The International Research Fellowship Program enables U.S. scientists and engineers to conduct three to twenty-four months of research abroad. The program's awards provide opportunities for joint research, and the use of unique or complementary facilities, expertise and experimental conditions abroad.
This award will support a twenty-one-month research fellowship by Dr. Galen P. Halverson to work with Drs. Franck Poitrasson and Anne Nedelec at the University Paul-Sabatier in Toulouse, France.
The main objectives of this project are to evaluate the fidelity of the iron-isotopic signal preserved in ancient sediments and to test the prediction of Beard et al. (2003b) that large fluctuations in the iron isotopic composition of seawater coincided with global (snowball) glaciations in the late Precambrian (~750 to 600 million years ago).

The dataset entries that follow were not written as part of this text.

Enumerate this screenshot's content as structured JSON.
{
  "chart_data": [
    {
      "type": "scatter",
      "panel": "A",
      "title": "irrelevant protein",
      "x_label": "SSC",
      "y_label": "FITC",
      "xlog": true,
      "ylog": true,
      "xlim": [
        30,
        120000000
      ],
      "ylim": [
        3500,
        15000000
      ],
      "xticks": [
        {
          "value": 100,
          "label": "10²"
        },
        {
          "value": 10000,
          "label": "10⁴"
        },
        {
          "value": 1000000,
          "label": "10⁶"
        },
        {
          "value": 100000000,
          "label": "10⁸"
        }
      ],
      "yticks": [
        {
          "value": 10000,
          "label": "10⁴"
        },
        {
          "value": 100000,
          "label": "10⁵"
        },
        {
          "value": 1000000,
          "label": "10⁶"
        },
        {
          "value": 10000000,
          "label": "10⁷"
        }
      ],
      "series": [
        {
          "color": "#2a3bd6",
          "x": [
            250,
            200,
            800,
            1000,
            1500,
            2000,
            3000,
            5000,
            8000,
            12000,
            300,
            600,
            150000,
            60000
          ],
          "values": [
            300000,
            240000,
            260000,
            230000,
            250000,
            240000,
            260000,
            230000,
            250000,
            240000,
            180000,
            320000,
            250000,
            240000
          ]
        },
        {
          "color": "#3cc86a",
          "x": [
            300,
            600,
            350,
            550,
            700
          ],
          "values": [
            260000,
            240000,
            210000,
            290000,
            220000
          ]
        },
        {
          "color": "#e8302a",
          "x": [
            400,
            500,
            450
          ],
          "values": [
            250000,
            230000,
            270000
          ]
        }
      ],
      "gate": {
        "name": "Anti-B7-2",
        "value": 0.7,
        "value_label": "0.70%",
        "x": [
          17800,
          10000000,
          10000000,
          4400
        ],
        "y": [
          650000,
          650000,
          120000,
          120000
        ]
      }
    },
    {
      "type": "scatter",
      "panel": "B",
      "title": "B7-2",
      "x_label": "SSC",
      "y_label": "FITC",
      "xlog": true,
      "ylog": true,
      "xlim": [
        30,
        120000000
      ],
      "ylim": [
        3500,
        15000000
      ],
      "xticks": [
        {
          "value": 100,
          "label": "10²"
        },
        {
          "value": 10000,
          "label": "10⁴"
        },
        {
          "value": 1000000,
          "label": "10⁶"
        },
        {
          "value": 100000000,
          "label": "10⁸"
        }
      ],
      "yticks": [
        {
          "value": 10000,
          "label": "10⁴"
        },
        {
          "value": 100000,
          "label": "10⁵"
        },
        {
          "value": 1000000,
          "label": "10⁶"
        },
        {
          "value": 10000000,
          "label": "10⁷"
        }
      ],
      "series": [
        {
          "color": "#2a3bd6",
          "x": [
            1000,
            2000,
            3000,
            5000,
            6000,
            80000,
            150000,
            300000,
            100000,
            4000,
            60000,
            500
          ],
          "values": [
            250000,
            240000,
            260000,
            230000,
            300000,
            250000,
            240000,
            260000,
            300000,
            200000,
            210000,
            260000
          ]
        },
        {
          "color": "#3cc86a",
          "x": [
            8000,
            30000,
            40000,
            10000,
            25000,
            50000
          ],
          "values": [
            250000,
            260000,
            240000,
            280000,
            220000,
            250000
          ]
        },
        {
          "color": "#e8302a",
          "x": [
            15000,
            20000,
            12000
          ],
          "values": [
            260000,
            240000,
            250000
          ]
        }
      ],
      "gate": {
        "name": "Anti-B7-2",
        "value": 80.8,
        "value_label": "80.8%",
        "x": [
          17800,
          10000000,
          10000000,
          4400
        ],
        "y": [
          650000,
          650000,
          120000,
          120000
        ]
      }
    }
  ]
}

The field of iron isotope geochemistry is young, and much work remains to be done to elucidate the magnitude and causes of natural variations in iron isotope composition in both biological and non-biological systems. However, recent improvements in analytical precision and results demonstrating relatively large fluctuations in iron isotope ratios in minerals precipitated from seawater mean that iron isotope analysis is certain to find many applications in sedimentary geochemistry. Rocks deposited during and immediately after the late Precambrian glaciations are an ideal place to look for large deviations in the iron isotopic composition of the ocean. According to the "snowball" Earth hypothesis of Hoffman et al. (1998), the entire ocean froze over during these glaciations, and iron derived exclusively from hydrothermal fluxes - which has a unique iron isotopic signal - accumulated in solution. This signal should be preserved in iron-bearing minerals deposited during the glaciations. Importantly, iron-rich carbonates were deposited synchronously and worldwide at the end of the glaciations, enabling a straightforward test of the viability of the iron isotopic signature in ancient sedimentary rocks as a proxy for marine chemistry. Additional benefits of this investigation will include a major contribution to the iron isotopic database on naturally occurring specimens, implications for the magnitude of natural variations in iron isotope compositions between different iron phases, and the development of analytical techniques applicable to a wide variety of other problems.
This project takes advantage of a newly established, state-of-the art laboratory built with the specific intention of analyzing iron isotopes. The project complements ongoing field work and geochemical analysis at Harvard University and MIT aimed at unraveling the chemical evolution of the glacial and post-glacial oceans.